How do you get your Board on board?
Isn’t it great when your Board shows enthusiasm and engagement in your L&D goals and activities? And wouldn’t it be great if every reader of this article could nod in agreement at my first question because they’ve got loads of positive experiences of this phenomenon to draw upon? It’s not always the case though unfortunately.
For some years I directed a leadership development programme for a large engineering and technology organisation. In that time, I focused effort so that the UK Board became so engaged and intrinsic to the programme that they collectively prioritised their attendance at key events with the participants. On reflecting on how this was achieved, I offer you the following tips and insights:
Use HR impact on the Board: I guess for some organisations, there is work to do outside our direct influence, but, if HR has a strong voice on your Board, it is more likely that L&D will be a focus. Build a strong relationship with your HR director!
Get programme sponsorship: Find a supportive board member who is an active stakeholder in the success of a development programme. Start a regular rhythm of meetings with them to keep them engaged, updated and aware of the impact the programme is having. They will be a supportive voice in the boardroom.
Link programmes to talent planning processes: Often, succession plans are aggregated, discussed and signed off at Board level. It becomes an automatic comment for those employees who are categorised as ‘develop potential’ that they will attend one of the L&D programmes.
Build a brand for your programmes: I’ve always linked L&D with a marketing job. If you can generate positive press and a good buzz about a programme, the Board will want to be associated with it and the brand name will become a part of their vocabulary.

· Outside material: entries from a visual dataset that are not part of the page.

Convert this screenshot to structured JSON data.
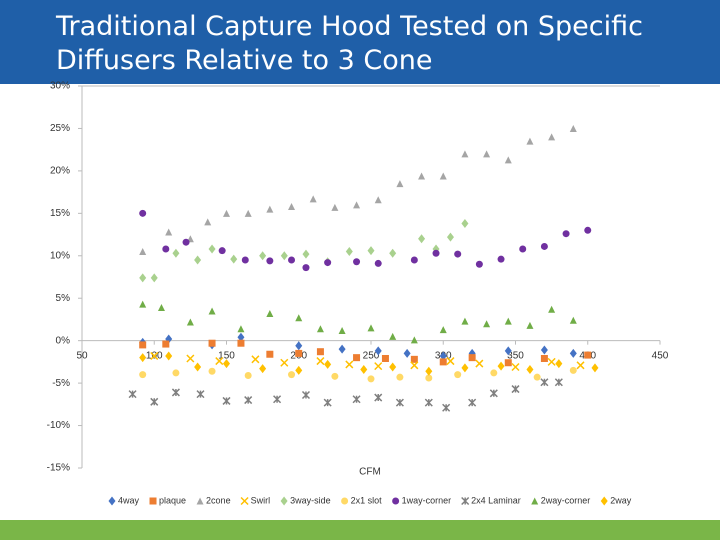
{
  "chart_data": {
    "type": "scatter",
    "title": "Traditional Capture Hood Tested on Specific Diffusers Relative to 3 Cone",
    "x_label": "CFM",
    "xlim": [
      50,
      450
    ],
    "xticks": [
      50,
      100,
      150,
      200,
      250,
      300,
      350,
      400,
      450
    ],
    "ylim": [
      -15,
      30
    ],
    "yticks": [
      {
        "value": -15,
        "label": "-15%"
      },
      {
        "value": -10,
        "label": "-10%"
      },
      {
        "value": -5,
        "label": "-5%"
      },
      {
        "value": 0,
        "label": "0%"
      },
      {
        "value": 5,
        "label": "5%"
      },
      {
        "value": 10,
        "label": "10%"
      },
      {
        "value": 15,
        "label": "15%"
      },
      {
        "value": 20,
        "label": "20%"
      },
      {
        "value": 25,
        "label": "25%"
      },
      {
        "value": 30,
        "label": "30%"
      }
    ],
    "legend": "bottom",
    "series": [
      {
        "name": "4way",
        "color": "#4472c4",
        "marker": "diamond",
        "x": [
          92,
          110,
          140,
          160,
          200,
          230,
          255,
          275,
          300,
          320,
          345,
          370,
          390
        ],
        "values": [
          -0.2,
          0.2,
          -0.5,
          0.4,
          -0.6,
          -1,
          -1.2,
          -1.5,
          -1.8,
          -1.5,
          -1.2,
          -1.1,
          -1.5
        ]
      },
      {
        "name": "plaque",
        "color": "#ed7d31",
        "marker": "square",
        "x": [
          92,
          108,
          140,
          160,
          180,
          200,
          215,
          240,
          260,
          280,
          300,
          320,
          345,
          370,
          400
        ],
        "values": [
          -0.5,
          -0.4,
          -0.3,
          -0.3,
          -1.6,
          -1.5,
          -1.3,
          -2,
          -2.1,
          -2.2,
          -2.5,
          -2,
          -2.6,
          -2.1,
          -1.7
        ]
      },
      {
        "name": "2cone",
        "color": "#a5a5a5",
        "marker": "triangle",
        "x": [
          92,
          110,
          125,
          137,
          150,
          165,
          180,
          195,
          210,
          225,
          240,
          255,
          270,
          285,
          300,
          315,
          330,
          345,
          360,
          375,
          390
        ],
        "values": [
          10.5,
          12.8,
          12,
          14,
          15,
          15,
          15.5,
          15.8,
          16.7,
          15.7,
          16,
          16.6,
          18.5,
          19.4,
          19.4,
          22,
          22,
          21.3,
          23.5,
          24,
          25
        ]
      },
      {
        "name": "Swirl",
        "color": "#ffc000",
        "marker": "x",
        "x": [
          100,
          125,
          145,
          170,
          190,
          215,
          235,
          255,
          280,
          305,
          325,
          350,
          375,
          395
        ],
        "values": [
          -1.8,
          -2.1,
          -2.4,
          -2.2,
          -2.6,
          -2.4,
          -2.8,
          -3,
          -2.9,
          -2.4,
          -2.7,
          -3.1,
          -2.5,
          -2.9
        ]
      },
      {
        "name": "3way-side",
        "color": "#a9d18e",
        "marker": "diamond",
        "x": [
          92,
          100,
          115,
          130,
          140,
          155,
          175,
          190,
          205,
          220,
          235,
          250,
          265,
          285,
          295,
          305,
          315
        ],
        "values": [
          7.4,
          7.4,
          10.3,
          9.5,
          10.8,
          9.6,
          10,
          10,
          10.2,
          9.3,
          10.5,
          10.6,
          10.3,
          12,
          10.8,
          12.2,
          13.8
        ]
      },
      {
        "name": "2x1 slot",
        "color": "#ffd966",
        "marker": "circle",
        "x": [
          92,
          115,
          140,
          165,
          195,
          225,
          250,
          270,
          290,
          310,
          335,
          365,
          390
        ],
        "values": [
          -4,
          -3.8,
          -3.6,
          -4.1,
          -4,
          -4.2,
          -4.5,
          -4.3,
          -4.4,
          -4,
          -3.8,
          -4.3,
          -3.5
        ]
      },
      {
        "name": "1way-corner",
        "color": "#7030a0",
        "marker": "circle",
        "x": [
          92,
          108,
          122,
          147,
          163,
          180,
          195,
          205,
          220,
          240,
          255,
          280,
          295,
          310,
          325,
          340,
          355,
          370,
          385,
          400
        ],
        "values": [
          15,
          10.8,
          11.6,
          10.6,
          9.5,
          9.4,
          9.5,
          8.6,
          9.2,
          9.3,
          9.1,
          9.5,
          10.3,
          10.2,
          9,
          9.6,
          10.8,
          11.1,
          12.6,
          13
        ]
      },
      {
        "name": "2x4 Laminar",
        "color": "#7f7f7f",
        "marker": "star",
        "x": [
          85,
          100,
          115,
          132,
          150,
          165,
          185,
          205,
          220,
          240,
          255,
          270,
          290,
          302,
          320,
          335,
          350,
          370,
          380
        ],
        "values": [
          -6.3,
          -7.2,
          -6.1,
          -6.3,
          -7.1,
          -7,
          -6.9,
          -6.4,
          -7.3,
          -6.9,
          -6.7,
          -7.3,
          -7.3,
          -7.9,
          -7.3,
          -6.2,
          -5.7,
          -4.9,
          -4.9
        ]
      },
      {
        "name": "2way-corner",
        "color": "#70ad47",
        "marker": "triangle",
        "x": [
          92,
          105,
          125,
          140,
          160,
          180,
          200,
          215,
          230,
          250,
          265,
          280,
          300,
          315,
          330,
          345,
          360,
          375,
          390
        ],
        "values": [
          4.3,
          3.9,
          2.2,
          3.5,
          1.4,
          3.2,
          2.7,
          1.4,
          1.2,
          1.5,
          0.5,
          0.1,
          1.3,
          2.3,
          2,
          2.3,
          1.8,
          3.7,
          2.4
        ]
      },
      {
        "name": "2way",
        "color": "#ffc000",
        "marker": "diamond",
        "x": [
          92,
          110,
          130,
          150,
          175,
          200,
          220,
          245,
          265,
          290,
          315,
          340,
          360,
          380,
          405
        ],
        "values": [
          -2,
          -1.8,
          -3.1,
          -2.7,
          -3.3,
          -3.5,
          -2.8,
          -3.4,
          -3.1,
          -3.6,
          -3.2,
          -3,
          -3.4,
          -2.7,
          -3.2
        ]
      }
    ]
  }
}
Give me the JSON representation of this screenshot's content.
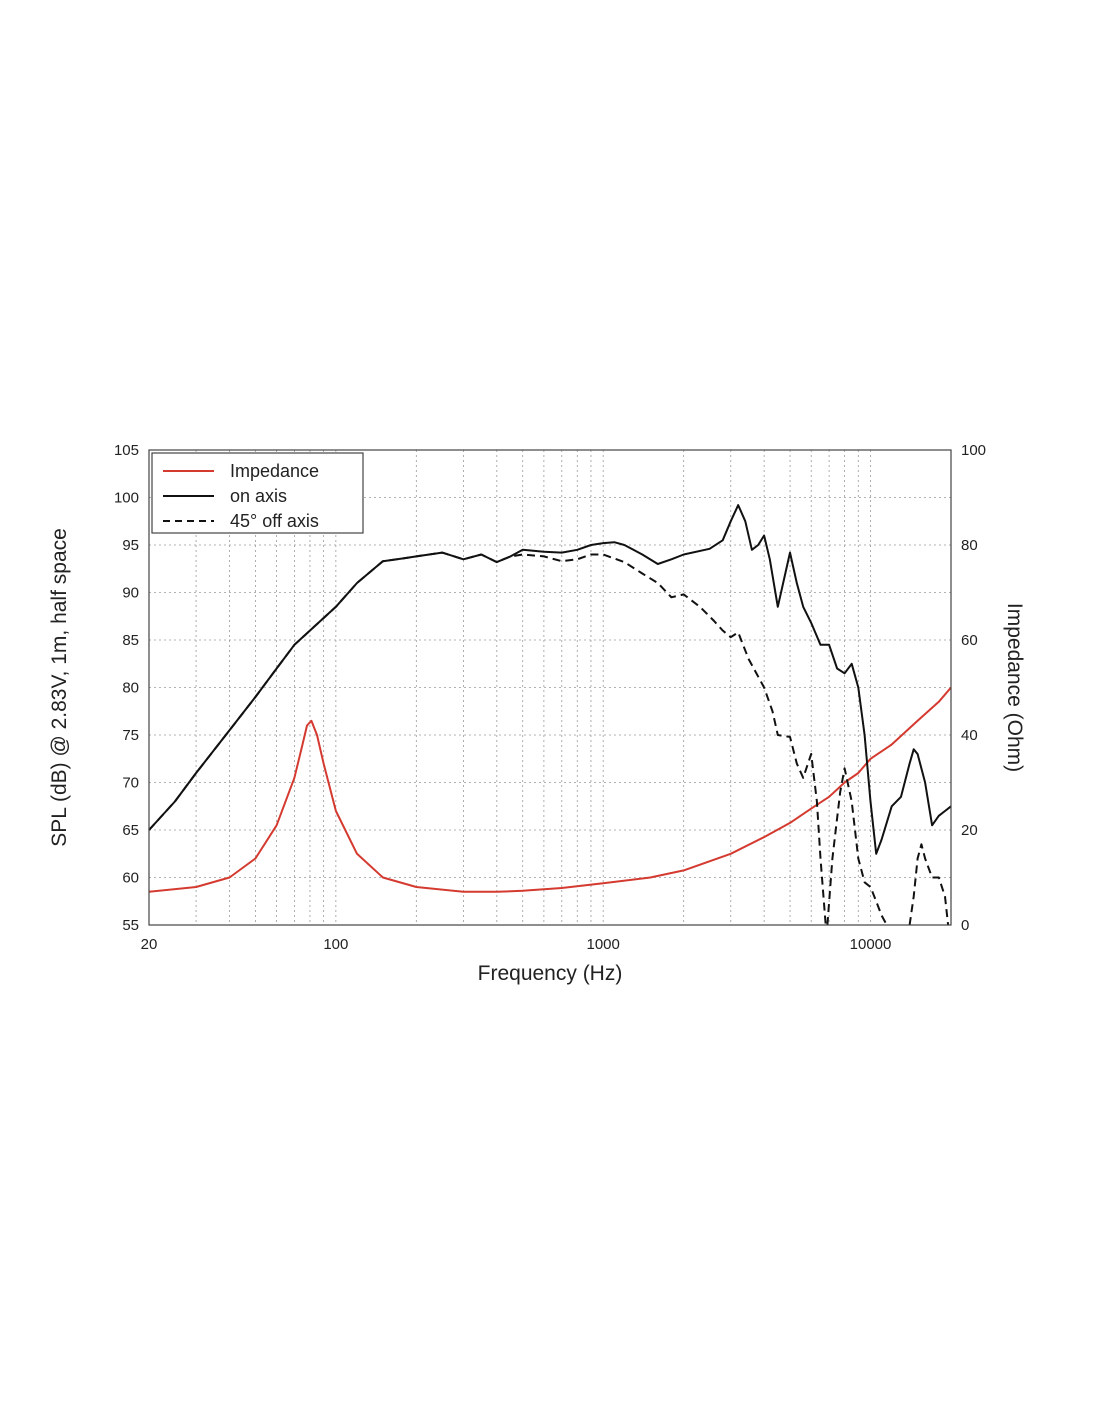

Generate Board member voluntary participation: There is a wide range of activities to allocate, including: mentoring participants; guest speaking at course events; observing/assessing at development centres; sponsoring projects. Then, just listen out for Board members mentioning the roles they’re playing to their colleagues to show how engaged they are and what they know!
Design formal elements that include the Board: For more senior level programmes, it can be very powerful to ask participants to present their development plans in the boardroom and to return later to describe their progress at the end of the programme.
Promote success: Board members want to talk about successes and hear good news. They also want to see those in their own directorates doing well!
Success breeds success! By the time I moved on from directing the leadership development programme I mentioned earlier, five of the UK Board members had attended it during their career development. So, of course they were on board!
Good luck - and best wishes for 2015!